Vegetables for vitality: chili peppers

October 9, 2015

Mild to fiery, chili peppers spice up the cuisines of many countries, in particular those of Mexico and Thailand. Here are a few reasons why you should add them to your diet:

Vegetables for vitality:  chili peppers

Nutritional value

Packed into 50 millilitres (1/4 cup) of chili peppers:

  • less than 20 calories
  • more than 150 percent of the daily requirement for vitamin C
  • beta-carotene to help fight chronic disease
  • folate for normal growth
  • vitamin B6 for normal brain function and formation of red blood cells
  • the antioxidant capsaicin to fight cancer and ulcers

At the market

Season:

  • Most supermarkets carry fresh chili peppers all year, though some have a wider variety than others.

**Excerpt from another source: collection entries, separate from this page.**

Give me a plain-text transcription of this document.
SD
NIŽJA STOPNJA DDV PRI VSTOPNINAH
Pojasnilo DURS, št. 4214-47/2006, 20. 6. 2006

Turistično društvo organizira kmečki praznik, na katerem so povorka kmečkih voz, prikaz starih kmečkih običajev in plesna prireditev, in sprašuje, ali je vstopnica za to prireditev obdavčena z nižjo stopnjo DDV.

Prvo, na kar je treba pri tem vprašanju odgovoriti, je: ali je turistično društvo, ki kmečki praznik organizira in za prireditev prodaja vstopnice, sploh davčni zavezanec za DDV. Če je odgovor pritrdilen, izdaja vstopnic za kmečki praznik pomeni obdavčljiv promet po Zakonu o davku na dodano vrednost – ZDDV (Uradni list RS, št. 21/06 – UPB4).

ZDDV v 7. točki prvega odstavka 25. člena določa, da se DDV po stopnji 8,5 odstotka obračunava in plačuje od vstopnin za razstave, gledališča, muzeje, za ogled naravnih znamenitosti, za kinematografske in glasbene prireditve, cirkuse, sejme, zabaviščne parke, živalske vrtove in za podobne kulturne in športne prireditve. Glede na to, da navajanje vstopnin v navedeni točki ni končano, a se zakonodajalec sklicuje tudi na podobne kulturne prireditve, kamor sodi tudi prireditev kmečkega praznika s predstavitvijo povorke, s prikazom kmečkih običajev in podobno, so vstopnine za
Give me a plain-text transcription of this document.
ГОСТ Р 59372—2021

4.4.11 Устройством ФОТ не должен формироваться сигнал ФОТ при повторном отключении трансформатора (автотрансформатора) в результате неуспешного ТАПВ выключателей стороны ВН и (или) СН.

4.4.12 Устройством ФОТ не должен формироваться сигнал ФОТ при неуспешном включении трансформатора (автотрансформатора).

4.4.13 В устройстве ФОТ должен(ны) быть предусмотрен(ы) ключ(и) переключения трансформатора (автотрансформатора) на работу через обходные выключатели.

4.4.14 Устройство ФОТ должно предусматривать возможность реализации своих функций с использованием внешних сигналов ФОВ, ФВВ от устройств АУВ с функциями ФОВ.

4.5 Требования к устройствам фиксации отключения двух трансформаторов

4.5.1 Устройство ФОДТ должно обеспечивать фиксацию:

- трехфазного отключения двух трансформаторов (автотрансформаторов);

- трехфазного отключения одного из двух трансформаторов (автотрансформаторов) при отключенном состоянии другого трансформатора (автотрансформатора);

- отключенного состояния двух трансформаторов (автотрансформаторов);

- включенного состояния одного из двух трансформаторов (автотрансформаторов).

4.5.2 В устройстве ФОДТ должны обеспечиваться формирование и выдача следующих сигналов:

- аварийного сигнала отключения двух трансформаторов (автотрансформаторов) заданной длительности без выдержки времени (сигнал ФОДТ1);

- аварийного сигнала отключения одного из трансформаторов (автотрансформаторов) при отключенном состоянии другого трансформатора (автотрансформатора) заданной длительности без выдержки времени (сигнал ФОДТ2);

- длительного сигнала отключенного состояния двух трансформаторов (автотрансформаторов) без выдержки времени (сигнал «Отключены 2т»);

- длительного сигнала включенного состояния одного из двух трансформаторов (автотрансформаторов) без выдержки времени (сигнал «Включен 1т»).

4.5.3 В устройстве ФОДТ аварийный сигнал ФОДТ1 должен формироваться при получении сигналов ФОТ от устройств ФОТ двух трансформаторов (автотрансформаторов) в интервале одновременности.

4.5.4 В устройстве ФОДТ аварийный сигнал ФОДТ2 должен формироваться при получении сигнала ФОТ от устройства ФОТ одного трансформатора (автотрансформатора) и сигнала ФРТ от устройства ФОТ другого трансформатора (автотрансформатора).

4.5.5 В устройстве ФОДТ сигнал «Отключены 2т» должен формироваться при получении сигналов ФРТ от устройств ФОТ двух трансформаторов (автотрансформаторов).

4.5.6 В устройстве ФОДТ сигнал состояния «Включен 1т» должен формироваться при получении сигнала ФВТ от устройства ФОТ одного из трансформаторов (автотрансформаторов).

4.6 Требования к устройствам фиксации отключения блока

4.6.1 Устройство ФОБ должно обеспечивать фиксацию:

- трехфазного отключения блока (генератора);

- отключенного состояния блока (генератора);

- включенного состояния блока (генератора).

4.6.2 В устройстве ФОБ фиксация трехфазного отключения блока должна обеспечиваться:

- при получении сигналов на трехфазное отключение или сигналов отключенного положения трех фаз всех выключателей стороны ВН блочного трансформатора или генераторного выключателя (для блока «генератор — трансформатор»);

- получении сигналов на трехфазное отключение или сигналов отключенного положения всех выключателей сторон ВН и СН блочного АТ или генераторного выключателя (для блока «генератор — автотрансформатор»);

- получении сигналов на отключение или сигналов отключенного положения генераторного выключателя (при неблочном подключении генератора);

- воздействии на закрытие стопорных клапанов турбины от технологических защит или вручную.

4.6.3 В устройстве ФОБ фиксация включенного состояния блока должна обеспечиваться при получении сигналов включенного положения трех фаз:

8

Asian markets are usually the best source.

What to look for:

  • Fresh chili peppers should have fresh-looking green stems and be well-shaped, firm and glossy, with no wrinkles.
  • Dried hot chili peppers should be glossy and unbroken.

In the kitchen

Storing:

  • Wrap unwashed chili peppers in paper towels. Don't use plastic bags because moisture causes chili peppers to decompose.
  • Keep fresh chili peppers in the vegetable drawer of the refrigerator for up to three weeks.
  • Dried chili peppers can be stored in an airtight container at room temperature; they will last as long as four months. In the refrigerator, they'll last even longer.

Preparation:

  • Take care when handling chili peppers. The membranes and seeds harbor capsaicin, the substance that makes chili peppers hot. It can badly irritate the skin and cause considerable discomfort if it gets in your eyes. You might want to wear rubber gloves while you prepare them.
  • Wash chili peppers, cut them open and remove the membranes and seeds if you prefer a milder flavour in your dish.
  • After chopping chili peppers, wash the cutting board and the utensils, as well as your gloves.
  • If you grind dried chili peppers to use in powder form, be careful not to inhale the fumes or expose your eyes to them. To minimize discomfort, try soaking chili peppers in hot water for 30 minutes, then puréeing them with a little of the soaking liquid. Then proceed with your recipe.

Basic cooking:

  • Just a sprinkling of chopped chili adds zing to all kinds of dishes from hamburgers to salad dressings.
  • Roast and peel large mild chili peppers just as you do peppers, then stuff them with cheese or meat and deep-fry.
  • Remove the ribs and seeds when you peel them.

Fresh ideas

  • Add finely chopped chili to corn bread or corn muffins.
  • Make a hot chili and sweet pepper salsa by finely chopping red, green and orange peppers and jalapeño and chipotle chili peppers. Add finely chopped red onion and cilantro and vinegar. Serve with meat or poultry.
  • A sprinkling of chopped chili peppers adds a kick to tomato sauce, meat loaf or a cheese sauce.

Did you know?

  • Red chili peppers contain more than 10 times the amount of beta-carotene found in the green variety.
  • Pimentos are often confused with chili peppers; they're a variety of pepper.
  • Pimentón, a spice much used in Spanish cooking and similar to paprika, is made from dried, ground pimentos.

Wow, there's a bunch of great ideas for adding chili peppers to your regular meals. Not only are they healthy, but they're sure to spice up any dish and add some extra flare!